AS CINZAS DE DANTE

Contos

Plácido Nunes

O inferno não é tão atraente assim, mas sempre nos impulsiona a vertigens e imagens capazes de atiçar a nossa vontade, os nossos desejos... Ou melhor, é um diabinho que faz da nossa curiosidade algo sobre-humano, provocando em nossas mentes medo e...
Dante tinha um sonho para quando morresse e muitos para realizar estando vivo. Queria ser cremado. Desejava conhecer muitas cidades, montanhas, rios, países inteiros. Queria viajar pelo mundo e ser conhecido. Sua vida era um inferno, mas às vezes sorria e lia seriamente as comédias de Shakespeare, Wilde e Millôr Fernandes. Fumava um a dois maços de cigarro por dia. Suas emoções nunca chegaram ao papel. Nem às amizades confidentes.
Seu pai dera-lhe o nome em honra ao escritor italiano Dante Alighieri, falecido em 1321 de malária e retratado por Boticelli em 1495, pois sonhava ver o seu menino um astro reluzente, famoso, talvez um escritor, um pintor ou um músico. Dante da Silva estava mais para Severino, sem morte ou vida, ou para Fabiano, secando de viver no ócio e nas lástimas.
Não fui seu amigo de infância. Nunca brinquei de esconde-esconde e nem de soltar pipa. Na adolescência, não fomos companheiros de farras... Voltei várias vezes embriagado, sozinho, para casa. Íamos, já com a idade a corroer nossas esperanças e a pôr desassossegos em nossas almas, freqüentemente à mesma Biblioteca Municipal. Lá, líamos tudo... Discutíamos... A tosse vez ou outra interrompia os nossos diálogos.

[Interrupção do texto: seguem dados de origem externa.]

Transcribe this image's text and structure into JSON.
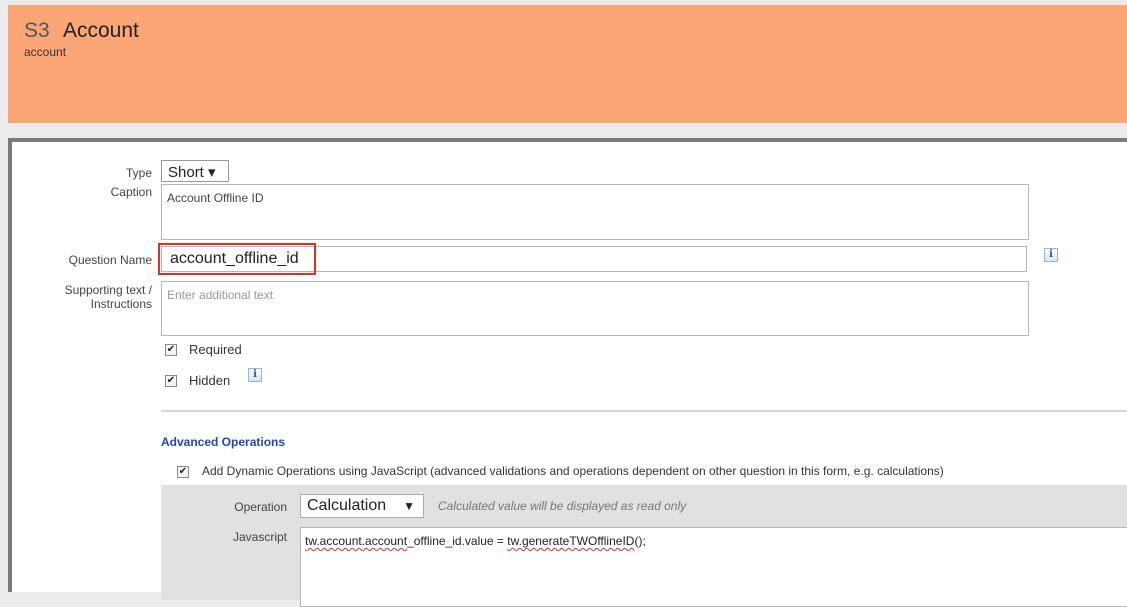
{
  "header": {
    "section_id": "S3",
    "title": "Account",
    "subtitle": "account"
  },
  "form": {
    "type_label": "Type",
    "type_value": "Short ▾",
    "caption_label": "Caption",
    "caption_value": "Account Offline ID",
    "question_name_label": "Question Name",
    "question_name_value": "account_offline_id",
    "supporting_label_line1": "Supporting text /",
    "supporting_label_line2": "Instructions",
    "supporting_placeholder": "Enter additional text",
    "required_label": "Required",
    "hidden_label": "Hidden",
    "info_glyph": "i"
  },
  "advanced": {
    "title": "Advanced Operations",
    "dynamic_label": "Add Dynamic Operations using JavaScript (advanced validations and operations dependent on other question in this form, e.g. calculations)",
    "operation_label": "Operation",
    "operation_value": "Calculation",
    "operation_hint": "Calculated value will be displayed as read only",
    "javascript_label": "Javascript",
    "code_part1": "tw.account.account",
    "code_part2": "_offline_id.value = ",
    "code_part3": "tw.generateTWOfflineID",
    "code_part4": "();"
  },
  "colors": {
    "header_bg": "#fda675",
    "highlight_border": "#d9302a",
    "advanced_title": "#2145b8"
  }
}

Depois de certo tempo, incalculável e inenarrável tempo, soube da sua morte, no dia do fato fúnebre e sombrio, por outro das Letras, o seu Arnaldo Pessoa.
Foi através do Senhor Pessoa que tive conhecimento do desejo último de Dante. E foi assim que, juntamente com amigos e conhecidos, resolvemos realizar todos os sonhos do nosso cadáver.

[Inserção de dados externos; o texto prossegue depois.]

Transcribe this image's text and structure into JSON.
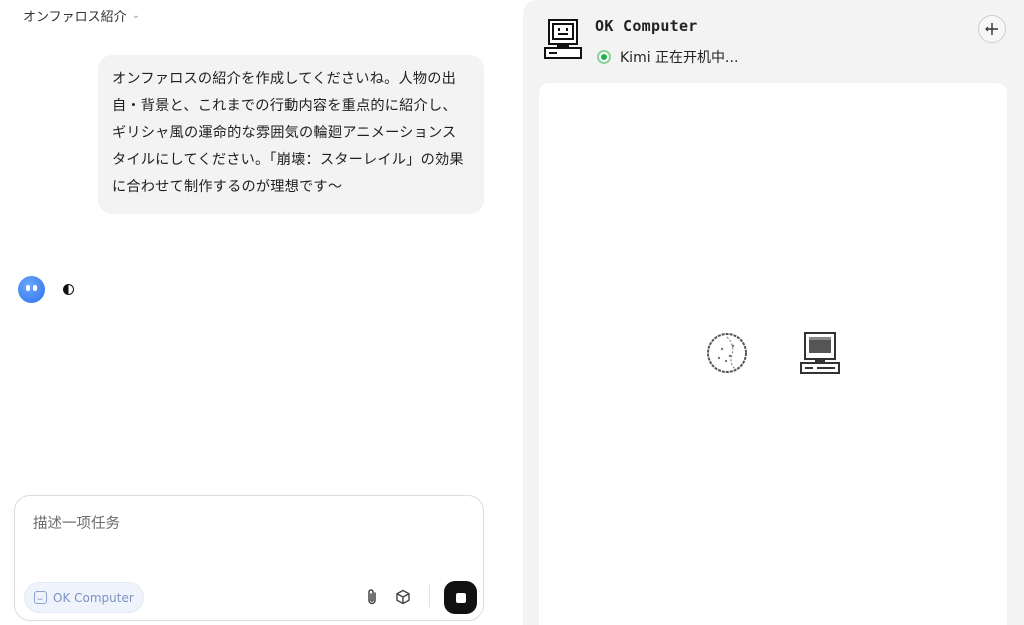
{
  "conversation": {
    "title": "オンファロス紹介"
  },
  "messages": {
    "user_text": "オンファロスの紹介を作成してくださいね。人物の出自・背景と、これまでの行動内容を重点的に紹介し、ギリシャ風の運命的な雰囲気の輪廻アニメーションスタイルにしてください。「崩壊：スターレイル」の効果に合わせて制作するのが理想です～"
  },
  "composer": {
    "placeholder": "描述一项任务",
    "chip_label": "OK Computer"
  },
  "computer": {
    "title": "OK Computer",
    "status": "Kimi 正在开机中..."
  },
  "colors": {
    "status_green": "#22b14c",
    "avatar_blue": "#2f6fe8",
    "chip_bg": "#eef3fc"
  }
}
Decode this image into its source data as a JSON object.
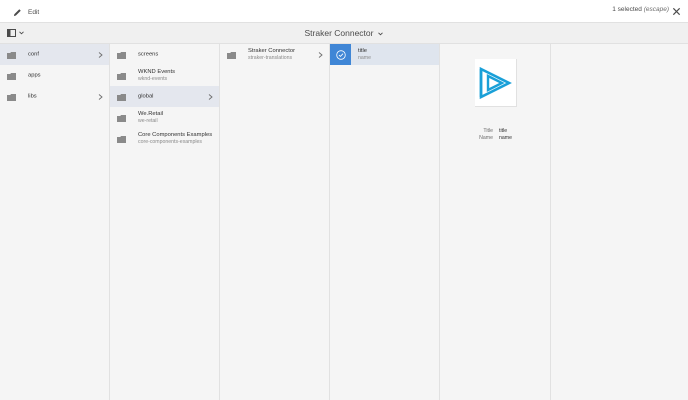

A cremação foi realizada e as cinzas recolhidas. Escolhemos, cada um dos dez amigos, três países diferentes com três cidades distintas. Fizemos cartas para serem enviadas a pessoas desconhecidas, explicando-lhes o motivo do envio das postagens, via sedex. E, em cada carta, pusemos um saquinho contendo cinzas de Dante. Sabíamos que ele ficaria feliz com a nossa iniciativa desconcertante.

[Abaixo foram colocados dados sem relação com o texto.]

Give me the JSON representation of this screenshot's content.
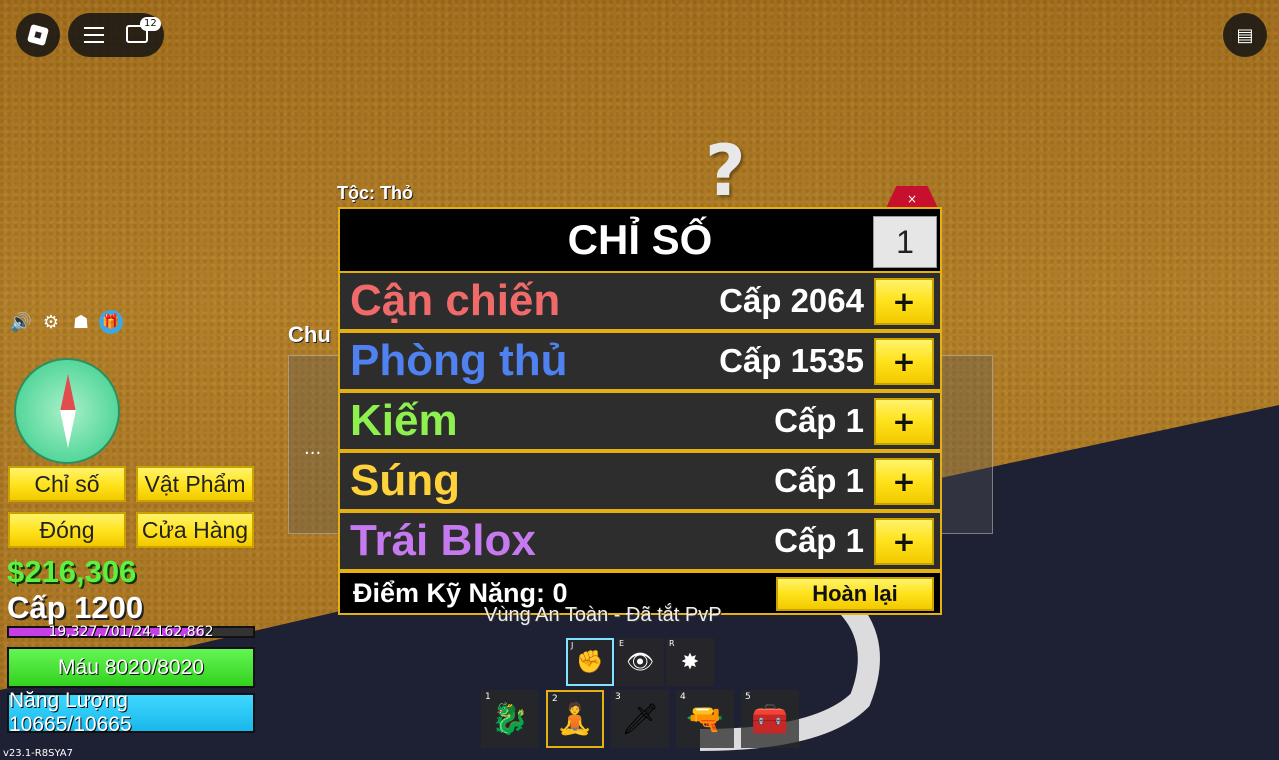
{
  "topbar": {
    "chat_badge": "12"
  },
  "race_label": "Tộc: Thỏ",
  "stats_panel": {
    "title": "CHỈ SỐ",
    "point_input": "1",
    "close_label": "×",
    "rows": [
      {
        "name": "Cận chiến",
        "level": "Cấp 2064",
        "color": "#f06a6a"
      },
      {
        "name": "Phòng thủ",
        "level": "Cấp 1535",
        "color": "#4f82f0"
      },
      {
        "name": "Kiếm",
        "level": "Cấp 1",
        "color": "#8ef04f"
      },
      {
        "name": "Súng",
        "level": "Cấp 1",
        "color": "#ffd23a"
      },
      {
        "name": "Trái Blox",
        "level": "Cấp 1",
        "color": "#c57af0"
      }
    ],
    "plus_label": "+",
    "skill_points": "Điểm Kỹ Năng: 0",
    "reset_label": "Hoàn lại"
  },
  "behind_panel": {
    "title": "Chu",
    "dots": "..."
  },
  "left_menu": {
    "stats_btn": "Chỉ số",
    "items_btn": "Vật Phẩm",
    "close_btn": "Đóng",
    "shop_btn": "Cửa Hàng"
  },
  "player": {
    "money": "$216,306",
    "level": "Cấp 1200",
    "xp": "19,327,701/24,162,862",
    "xp_fraction": 0.8,
    "health": "Máu 8020/8020",
    "energy": "Năng Lượng 10665/10665"
  },
  "safe_zone": "Vùng An Toàn - Đã tắt PvP",
  "skills": [
    {
      "key": "J"
    },
    {
      "key": "E"
    },
    {
      "key": "R"
    }
  ],
  "hotbar": [
    {
      "slot": "1"
    },
    {
      "slot": "2"
    },
    {
      "slot": "3"
    },
    {
      "slot": "4"
    },
    {
      "slot": "5"
    }
  ],
  "version": "v23.1-R8SYA7",
  "question_mark": "?"
}
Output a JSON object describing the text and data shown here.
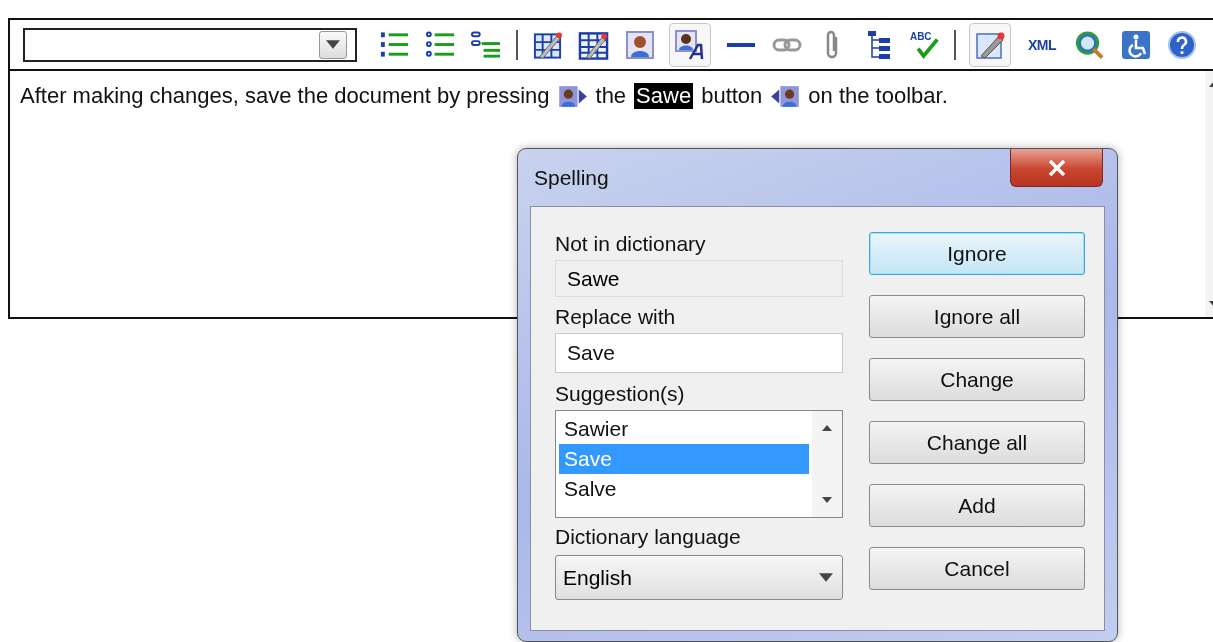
{
  "toolbar": {
    "items": [
      {
        "kind": "numbered-list",
        "pressed": false
      },
      {
        "kind": "bullet-list",
        "pressed": false
      },
      {
        "kind": "outline-list",
        "pressed": false
      },
      {
        "kind": "separator"
      },
      {
        "kind": "table-edit",
        "pressed": false
      },
      {
        "kind": "table-grid",
        "pressed": false
      },
      {
        "kind": "image",
        "pressed": false
      },
      {
        "kind": "image-text",
        "pressed": true
      },
      {
        "kind": "rule",
        "pressed": false
      },
      {
        "kind": "link",
        "pressed": false
      },
      {
        "kind": "attachment",
        "pressed": false
      },
      {
        "kind": "tree",
        "pressed": false
      },
      {
        "kind": "spellcheck",
        "pressed": false,
        "label": "ABC"
      },
      {
        "kind": "separator"
      },
      {
        "kind": "edit",
        "pressed": true
      },
      {
        "kind": "xml",
        "pressed": false,
        "label": "XML"
      },
      {
        "kind": "web-search",
        "pressed": false
      },
      {
        "kind": "accessibility",
        "pressed": false
      },
      {
        "kind": "help",
        "pressed": false
      }
    ]
  },
  "document": {
    "segments": [
      {
        "kind": "text",
        "text": "After making changes, save the document by pressing"
      },
      {
        "kind": "marker-start"
      },
      {
        "kind": "text",
        "text": "the"
      },
      {
        "kind": "misspelled",
        "text": "Sawe"
      },
      {
        "kind": "text",
        "text": "button"
      },
      {
        "kind": "marker-end"
      },
      {
        "kind": "text",
        "text": "on the toolbar."
      }
    ]
  },
  "dialog": {
    "title": "Spelling",
    "not_in_dictionary": {
      "label": "Not in dictionary",
      "value": "Sawe"
    },
    "replace_with": {
      "label": "Replace with",
      "value": "Save"
    },
    "suggestions": {
      "label": "Suggestion(s)",
      "items": [
        {
          "text": "Sawier",
          "selected": false
        },
        {
          "text": "Save",
          "selected": true
        },
        {
          "text": "Salve",
          "selected": false
        }
      ]
    },
    "dictionary_language": {
      "label": "Dictionary language",
      "value": "English"
    },
    "buttons": [
      {
        "label": "Ignore",
        "default": true
      },
      {
        "label": "Ignore all",
        "default": false
      },
      {
        "label": "Change",
        "default": false
      },
      {
        "label": "Change all",
        "default": false
      },
      {
        "label": "Add",
        "default": false
      },
      {
        "label": "Cancel",
        "default": false
      }
    ]
  }
}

Compreendíamos que tínhamos que fazer isso. Não sabíamos o porquê, mas os nossos corações pareciam não estar mais em nossos corpos. As nossas almas tinham perdido o tino, mas viver não é arriscar até o fim?
Jamais recebemos uma resposta das cartas enviadas. Não soubemos do que poderia ter ocorrido com Dante. Talvez tivéssemos matado-o outra vez ou ressuscitado a sua alma carbonizada como fênix. Sempre vou ao carteiro da minha casa ver se chegou alguma correspondência do estrangeiro. Volto decepcionado. Ou feliz? Não sei.
O céu deve ser o limite das incompreensões matematicamente incertas. Também não deve ser tão atraente assim. O mundo é que deveria ser outro...
--Senhor, carta dos "States"!
Corri violentamente ao portão. Meus olhos surpresos pareceram, por um segundo, as enchentes do Nilo. Minha filha escrevera para mim depois de cinco meses sem dar notícia. Acabara de conseguir uma bolsa de doutorado em Harvard.